Re: XHTML vs. <meta>-only encoding declarations

* Terje Bless wrote:
>Right, and this is why I consider it a bug. IMO when served as text/html we
>should not pay attention to the XML Declaration; except in the case where it
>is the only source of encoding information (in which case it is a usefull
>heuristic but should generate a warning).

Or maybe an error if the document contains octet sequences that aren't
valid UTF-8 sequences...

>>XHTML user agents must ignore the meta element and HTML user agents
>>must ignore the XML declaration,
>
>Hmmm. I can't recall these two requirements from anywhere. Care to cite me a
>reference for them?

XHTML refers to XML 1.0 for encoding detection which clearly states that
the XML processor must assume UTF-8/16 in absence of an XML declaration;
XHTML user agents must thus behave as if they ignore the meta element.
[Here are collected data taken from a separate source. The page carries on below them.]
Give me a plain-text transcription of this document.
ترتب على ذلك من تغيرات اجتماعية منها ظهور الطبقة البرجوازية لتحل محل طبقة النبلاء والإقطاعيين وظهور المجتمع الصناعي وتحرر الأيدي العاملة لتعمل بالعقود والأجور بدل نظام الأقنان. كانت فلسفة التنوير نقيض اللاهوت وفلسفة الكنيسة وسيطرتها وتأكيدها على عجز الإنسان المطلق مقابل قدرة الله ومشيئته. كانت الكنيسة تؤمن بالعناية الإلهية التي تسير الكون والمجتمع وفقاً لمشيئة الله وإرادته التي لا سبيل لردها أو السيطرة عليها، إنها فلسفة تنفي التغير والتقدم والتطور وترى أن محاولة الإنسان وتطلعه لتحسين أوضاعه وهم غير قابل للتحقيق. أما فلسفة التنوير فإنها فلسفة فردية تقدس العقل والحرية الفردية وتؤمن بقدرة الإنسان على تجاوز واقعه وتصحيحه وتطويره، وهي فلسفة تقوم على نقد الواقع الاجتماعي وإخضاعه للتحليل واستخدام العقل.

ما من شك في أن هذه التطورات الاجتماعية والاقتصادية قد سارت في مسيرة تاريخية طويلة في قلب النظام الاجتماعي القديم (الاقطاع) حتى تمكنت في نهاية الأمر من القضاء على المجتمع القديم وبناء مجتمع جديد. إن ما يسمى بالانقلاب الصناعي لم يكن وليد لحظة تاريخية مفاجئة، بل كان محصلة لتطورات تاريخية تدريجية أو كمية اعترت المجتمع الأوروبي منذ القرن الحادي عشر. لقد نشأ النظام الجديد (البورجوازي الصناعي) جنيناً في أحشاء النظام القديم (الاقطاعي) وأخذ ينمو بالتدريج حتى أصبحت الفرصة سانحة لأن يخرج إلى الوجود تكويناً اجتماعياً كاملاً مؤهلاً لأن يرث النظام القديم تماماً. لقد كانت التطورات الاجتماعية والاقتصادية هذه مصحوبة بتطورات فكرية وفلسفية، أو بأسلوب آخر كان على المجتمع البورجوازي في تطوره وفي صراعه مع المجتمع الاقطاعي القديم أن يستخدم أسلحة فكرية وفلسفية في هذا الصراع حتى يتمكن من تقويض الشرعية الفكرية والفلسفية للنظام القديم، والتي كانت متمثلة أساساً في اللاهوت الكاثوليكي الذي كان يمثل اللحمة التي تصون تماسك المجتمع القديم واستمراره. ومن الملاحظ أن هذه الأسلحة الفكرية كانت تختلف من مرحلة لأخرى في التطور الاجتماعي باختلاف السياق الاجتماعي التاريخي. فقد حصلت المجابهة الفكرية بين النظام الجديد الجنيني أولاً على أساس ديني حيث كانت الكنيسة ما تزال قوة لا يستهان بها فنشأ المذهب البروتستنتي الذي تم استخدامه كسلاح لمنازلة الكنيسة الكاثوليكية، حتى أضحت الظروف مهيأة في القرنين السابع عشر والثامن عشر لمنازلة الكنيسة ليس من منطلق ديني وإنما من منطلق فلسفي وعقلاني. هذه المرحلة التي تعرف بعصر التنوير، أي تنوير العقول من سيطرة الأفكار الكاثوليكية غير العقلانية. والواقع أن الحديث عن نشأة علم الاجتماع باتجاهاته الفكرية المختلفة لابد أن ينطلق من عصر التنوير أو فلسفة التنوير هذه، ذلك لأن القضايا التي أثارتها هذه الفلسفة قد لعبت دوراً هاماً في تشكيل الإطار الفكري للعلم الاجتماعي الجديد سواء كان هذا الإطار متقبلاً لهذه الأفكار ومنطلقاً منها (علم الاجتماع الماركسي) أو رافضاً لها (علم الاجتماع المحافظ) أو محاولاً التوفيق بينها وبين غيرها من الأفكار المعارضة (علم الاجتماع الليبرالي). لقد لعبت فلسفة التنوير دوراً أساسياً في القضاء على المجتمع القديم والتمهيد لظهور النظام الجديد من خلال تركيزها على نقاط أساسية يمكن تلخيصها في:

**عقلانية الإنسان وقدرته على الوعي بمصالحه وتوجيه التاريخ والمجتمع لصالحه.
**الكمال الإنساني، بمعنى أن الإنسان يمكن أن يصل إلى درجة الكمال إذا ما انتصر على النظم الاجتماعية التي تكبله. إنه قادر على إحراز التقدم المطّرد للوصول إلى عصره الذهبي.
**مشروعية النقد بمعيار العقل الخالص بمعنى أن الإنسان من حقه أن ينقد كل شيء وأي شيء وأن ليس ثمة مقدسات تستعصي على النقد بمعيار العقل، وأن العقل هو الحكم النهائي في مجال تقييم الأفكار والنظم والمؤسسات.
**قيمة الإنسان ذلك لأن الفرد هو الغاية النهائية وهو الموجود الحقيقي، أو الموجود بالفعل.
HTML user agents are strictly speaking allowed to use the "processing
instruction that looks similar to an XML declaration" to determine the
encoding, but not with the same semantics, i.e., the meta element and
encoding information specified by the referring resource (charset
attribute on <a> for example) take precedence; that's rather close to
ignoring it.

>>.... Maybe I should bring this issue up to the HTML WG?
>
>I'm not sure what good it would do.

I suppose they either know or can agree on how conforming user agents
must or should behave and whether the document is to be considered
well-formed/valid/conforming/strictly-conforming/whatever...

>OTOH, if we can get unambiguous specs on this it would make my life soooo much
>easier, and would let us tell a much more compelling story to web developers.

We'll see...

Received on Friday, 4 July 2003 23:00:36 UTC